Will cannabis be legalised in the UK?
Currently anyone found possessing cannabis can be sentenced to a maximum of five years in prison, an unlimited fine or both punishments under UK legislation.
Supplying or producing the class B drug can land people in prison for a maximum of 14 years an unlimited fine, or both.
There has long been an argument to legalise the drug to help people with chronic pain and anxiety.
The All Party Parliamentary Group on Drug Policy Reform says tens of thousands of people in UK already break the law to use cannabis for symptom relief.
The issue was debated on October 12, 2015, and closed after the government responded by saying: “Substantial scientific evidence shows cannabis is a harmful drug that can damage human health.
“There are no plans to legalise cannabis as it would not address the harm to individuals and communities.”
Who has supported the legalisation of drug laws?
In the run up to the 2017 General Election, the Liberal Democrats announced plans to legalise the drug for sale on the high street.
The policy made them one of the first political parties to fight an election on the ticket of relaxing drug laws.

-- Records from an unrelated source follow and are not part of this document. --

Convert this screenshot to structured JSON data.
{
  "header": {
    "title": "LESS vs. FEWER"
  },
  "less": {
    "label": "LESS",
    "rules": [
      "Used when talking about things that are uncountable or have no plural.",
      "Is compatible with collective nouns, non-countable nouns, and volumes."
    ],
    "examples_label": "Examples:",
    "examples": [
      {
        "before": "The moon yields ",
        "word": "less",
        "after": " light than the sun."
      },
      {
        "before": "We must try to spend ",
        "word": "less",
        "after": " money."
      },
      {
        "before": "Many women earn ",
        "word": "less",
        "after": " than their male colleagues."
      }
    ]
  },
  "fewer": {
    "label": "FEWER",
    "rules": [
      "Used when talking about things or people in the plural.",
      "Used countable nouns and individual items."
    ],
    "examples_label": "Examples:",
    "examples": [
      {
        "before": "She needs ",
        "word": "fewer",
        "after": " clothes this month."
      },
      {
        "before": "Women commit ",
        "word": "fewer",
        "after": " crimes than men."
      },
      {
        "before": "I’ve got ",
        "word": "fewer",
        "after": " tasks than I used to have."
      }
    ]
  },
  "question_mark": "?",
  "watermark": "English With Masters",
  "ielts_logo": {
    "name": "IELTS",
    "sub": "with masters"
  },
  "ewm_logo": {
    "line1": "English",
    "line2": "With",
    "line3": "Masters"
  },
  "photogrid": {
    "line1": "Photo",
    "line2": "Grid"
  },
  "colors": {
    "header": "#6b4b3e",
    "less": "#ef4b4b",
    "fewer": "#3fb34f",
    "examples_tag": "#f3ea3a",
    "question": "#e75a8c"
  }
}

Right wing think tank the Adam Smith Institute has said £750m to £1bn could be made for state coffers if the soft drug was regulated and taxed.
Criminal justice savings would also add up, with 1,363 offenders currently in prison for cannabis-related crimes, at a cost to the taxpayer of £50m a year.
Celebrities have also added their names for legalisation with Russell Brand, Sir Richard Branson and Sting all arguing for regulation to be relaxed.
Rapper Professor Green has made a documentary for the BBC entitled Is It Time To Legalise Weed? at the end of which he argues rules should be relaxed to improve safety.